Glue Traps (Offences) Act 2022
- Parliament of the United Kingdom
- Long title: An Act to make certain uses of glue traps an offence; and for connected purposes.
- Citation: 2022 c. 26
- Territorial extent: England and Wales;

Dates
- Royal assent: 28 April 2022
- Commencement: 31 July 2024

Status: Amended

History of passage through Parliament

Text of statute as originally enacted

Text of the Glue Traps (Offences) Act 2022 as in force today (including any amendments) within the United Kingdom, from legislation.gov.uk.

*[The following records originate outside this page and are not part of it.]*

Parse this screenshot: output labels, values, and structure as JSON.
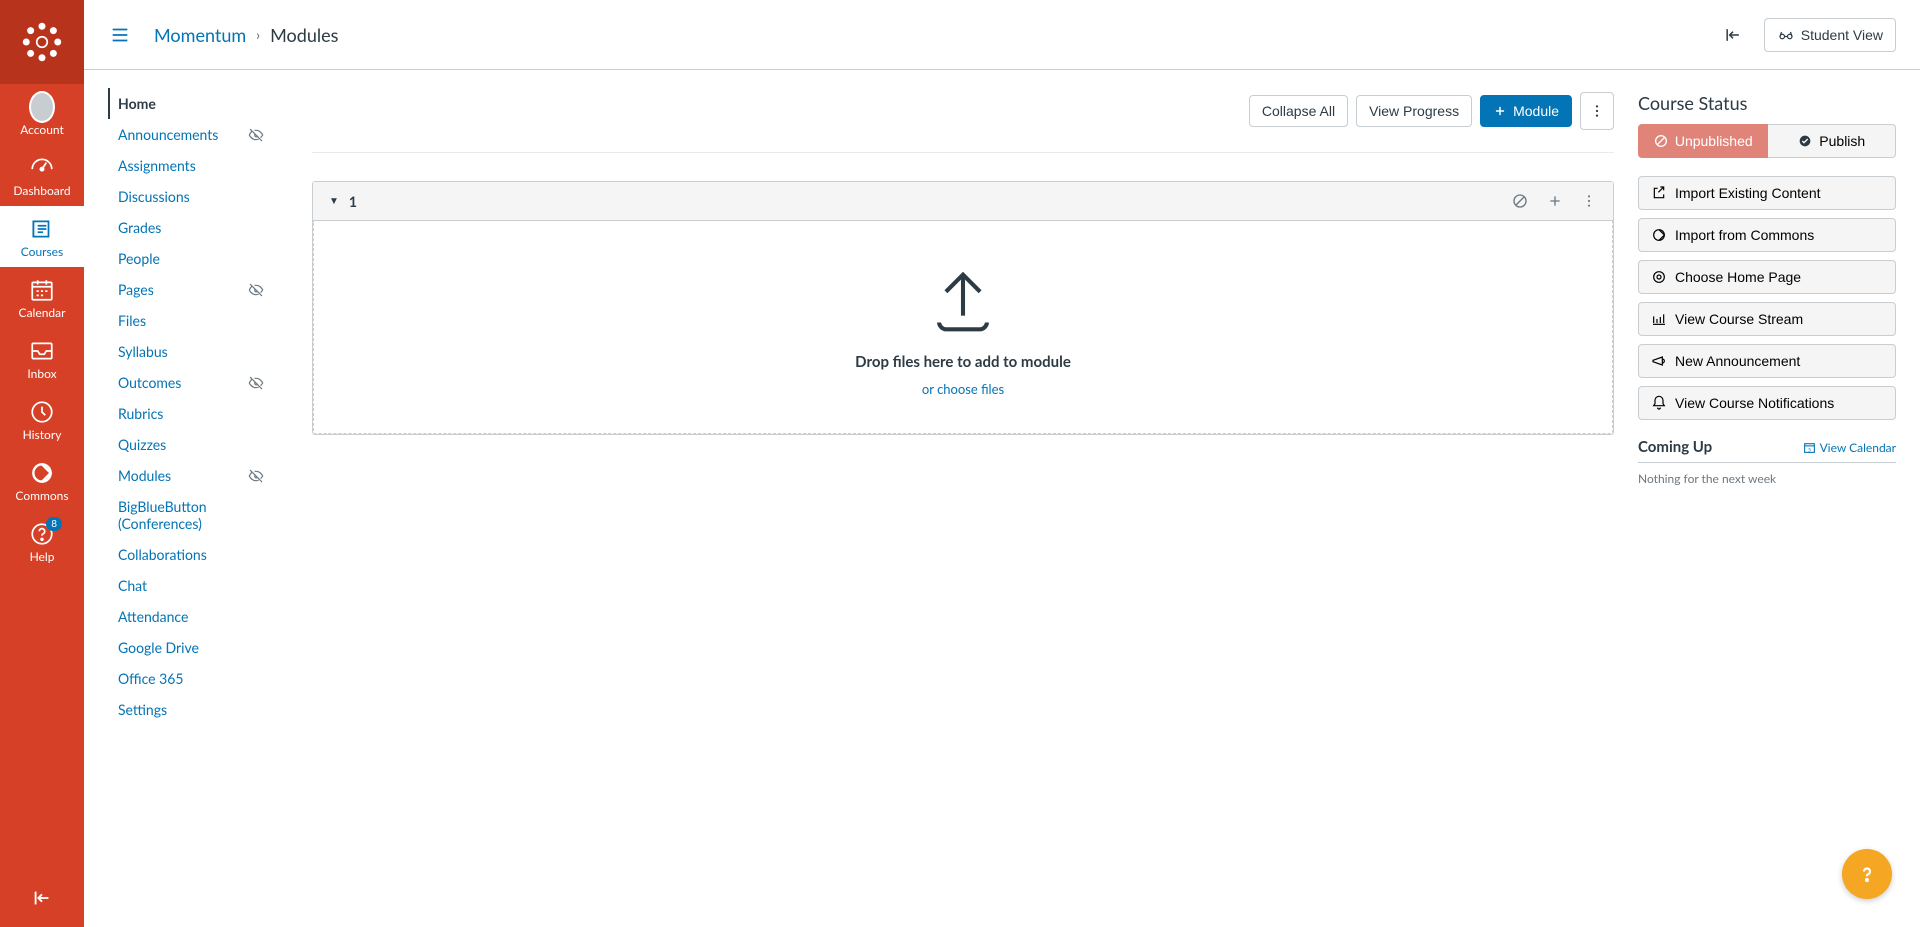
{
  "globalNav": {
    "items": [
      {
        "key": "account",
        "label": "Account"
      },
      {
        "key": "dashboard",
        "label": "Dashboard"
      },
      {
        "key": "courses",
        "label": "Courses"
      },
      {
        "key": "calendar",
        "label": "Calendar"
      },
      {
        "key": "inbox",
        "label": "Inbox"
      },
      {
        "key": "history",
        "label": "History"
      },
      {
        "key": "commons",
        "label": "Commons"
      },
      {
        "key": "help",
        "label": "Help",
        "badge": "8"
      }
    ]
  },
  "breadcrumbs": {
    "course": "Momentum",
    "page": "Modules"
  },
  "topbar": {
    "studentView": "Student View"
  },
  "courseNav": {
    "items": [
      {
        "label": "Home",
        "active": true
      },
      {
        "label": "Announcements",
        "hidden": true
      },
      {
        "label": "Assignments"
      },
      {
        "label": "Discussions"
      },
      {
        "label": "Grades"
      },
      {
        "label": "People"
      },
      {
        "label": "Pages",
        "hidden": true
      },
      {
        "label": "Files"
      },
      {
        "label": "Syllabus"
      },
      {
        "label": "Outcomes",
        "hidden": true
      },
      {
        "label": "Rubrics"
      },
      {
        "label": "Quizzes"
      },
      {
        "label": "Modules",
        "hidden": true
      },
      {
        "label": "BigBlueButton (Conferences)"
      },
      {
        "label": "Collaborations"
      },
      {
        "label": "Chat"
      },
      {
        "label": "Attendance"
      },
      {
        "label": "Google Drive"
      },
      {
        "label": "Office 365"
      },
      {
        "label": "Settings"
      }
    ]
  },
  "pageActions": {
    "collapseAll": "Collapse All",
    "viewProgress": "View Progress",
    "addModule": "Module"
  },
  "module": {
    "title": "1",
    "dropzone": {
      "title": "Drop files here to add to module",
      "link": "or choose files"
    }
  },
  "rightRail": {
    "statusHeading": "Course Status",
    "unpublished": "Unpublished",
    "publish": "Publish",
    "buttons": [
      "Import Existing Content",
      "Import from Commons",
      "Choose Home Page",
      "View Course Stream",
      "New Announcement",
      "View Course Notifications"
    ],
    "comingUp": "Coming Up",
    "viewCalendar": "View Calendar",
    "nothing": "Nothing for the next week"
  }
}
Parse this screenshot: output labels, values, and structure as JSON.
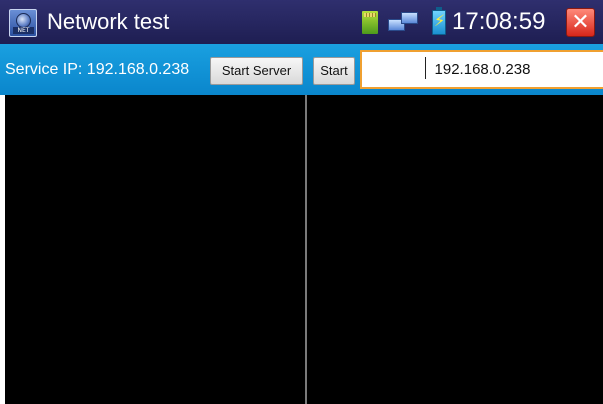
{
  "window": {
    "title": "Network test",
    "app_icon_tag": "NET",
    "clock": "17:08:59",
    "status_icons": [
      "sd-card-icon",
      "network-icon",
      "battery-charging-icon"
    ],
    "close_glyph": "✕"
  },
  "toolbar": {
    "service_ip_text": "Service IP: 192.168.0.238",
    "start_server_label": "Start Server",
    "start_label": "Start",
    "target_ip_value": "192.168.0.238"
  },
  "colors": {
    "titlebar": "#1e1e52",
    "toolbar": "#0a86cc",
    "input_border": "#f0a030",
    "panel": "#000000",
    "close_button": "#d8261a"
  }
}
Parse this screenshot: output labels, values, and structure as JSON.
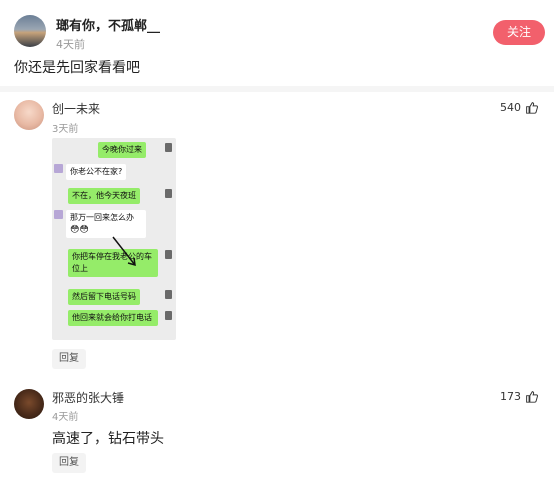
{
  "post": {
    "author": "瑯有你，不孤郸__",
    "time": "4天前",
    "follow_label": "关注",
    "text": "你还是先回家看看吧"
  },
  "comments": [
    {
      "name": "创一未来",
      "time": "3天前",
      "likes": "540",
      "reply_label": "回复",
      "chat": {
        "messages": [
          {
            "side": "right",
            "text": "今晚你过来"
          },
          {
            "side": "left",
            "text": "你老公不在家?"
          },
          {
            "side": "right",
            "text": "不在，他今天夜班"
          },
          {
            "side": "left",
            "text": "那万一回来怎么办"
          },
          {
            "side": "right",
            "text": "你把车停在我老公的车位上"
          },
          {
            "side": "right",
            "text": "然后留下电话号码"
          },
          {
            "side": "right",
            "text": "他回来就会给你打电话"
          }
        ]
      }
    },
    {
      "name": "邪恶的张大锤",
      "time": "4天前",
      "likes": "173",
      "text": "高速了，钻石带头",
      "reply_label": "回复"
    }
  ],
  "colors": {
    "follow_bg": "#f2606c",
    "bubble_green": "#95ec69"
  }
}
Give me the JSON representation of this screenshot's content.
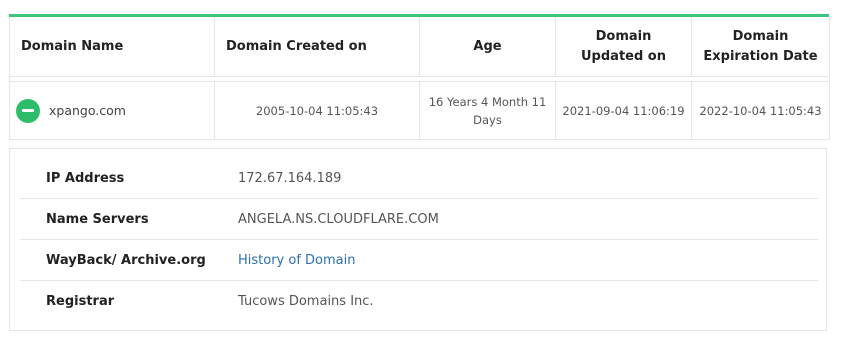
{
  "table": {
    "headers": {
      "domain_name": "Domain Name",
      "created_on": "Domain Created on",
      "age": "Age",
      "updated_on_line1": "Domain",
      "updated_on_line2": "Updated on",
      "expiration_line1": "Domain",
      "expiration_line2": "Expiration Date"
    },
    "row": {
      "domain": "xpango.com",
      "created": "2005-10-04 11:05:43",
      "age": "16 Years 4 Month 11 Days",
      "updated": "2021-09-04 11:06:19",
      "expires": "2022-10-04 11:05:43"
    }
  },
  "details": [
    {
      "label": "IP Address",
      "value": "172.67.164.189",
      "link": false
    },
    {
      "label": "Name Servers",
      "value": "ANGELA.NS.CLOUDFLARE.COM",
      "link": false
    },
    {
      "label": "WayBack/ Archive.org",
      "value": "History of Domain",
      "link": true
    },
    {
      "label": "Registrar",
      "value": "Tucows Domains Inc.",
      "link": false
    }
  ],
  "colors": {
    "accent_green": "#3ec47b",
    "toggle_green": "#2dbd6a",
    "link_blue": "#2f6fab"
  },
  "icons": {
    "row_toggle": "minus-circle-icon"
  }
}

= Glue Traps (Offences) Act 2022 =

Act of the Parliament of the United Kingdom

The Glue Traps (Offences) Act 2022 (c. 26) is an act of the Parliament of the United Kingdom relating to the use of glue traps in England.

It makes it an offence to use glue traps against rodents, except in limited circumstances dependent on a license being granted by the government under the act, and adds a duty that anyone discovering a glue trap must take action to make it safe so that no animal may be caught in it.

It also grants powers to constables and authorized inspectors to enforce the law. In addition to people and companies, the act also binds the Crown, other than from criminal liability, There is a section explicitly exempting the monarch from criminal liability under the act.

The act was introduced into Parliament as a private members' bill, sponsored by Jane Stevenson and Baroness Fookes. It received Royal Assent on 28 April 2022, and came into effect on 31 July 2024.

Although the act applies to the jurisdiction of England and Wales, the text of the act refers only to acts committed in England. The use of glue traps in Wales is prohibited under the Agriculture (Wales) Act 2023, enacted by the Senedd Cymru. In Scotland, the use of glue traps by unauthorized people against any animal other than invertebrates is prohibited by the Wildlife Management and Muirburn (Scotland) Act 2024 passed by the Scottish Parliament.

Although the act prohibits the use of glue traps except by licensed operators, it does not prohibit their sale, and glue traps have remained on sale to the public.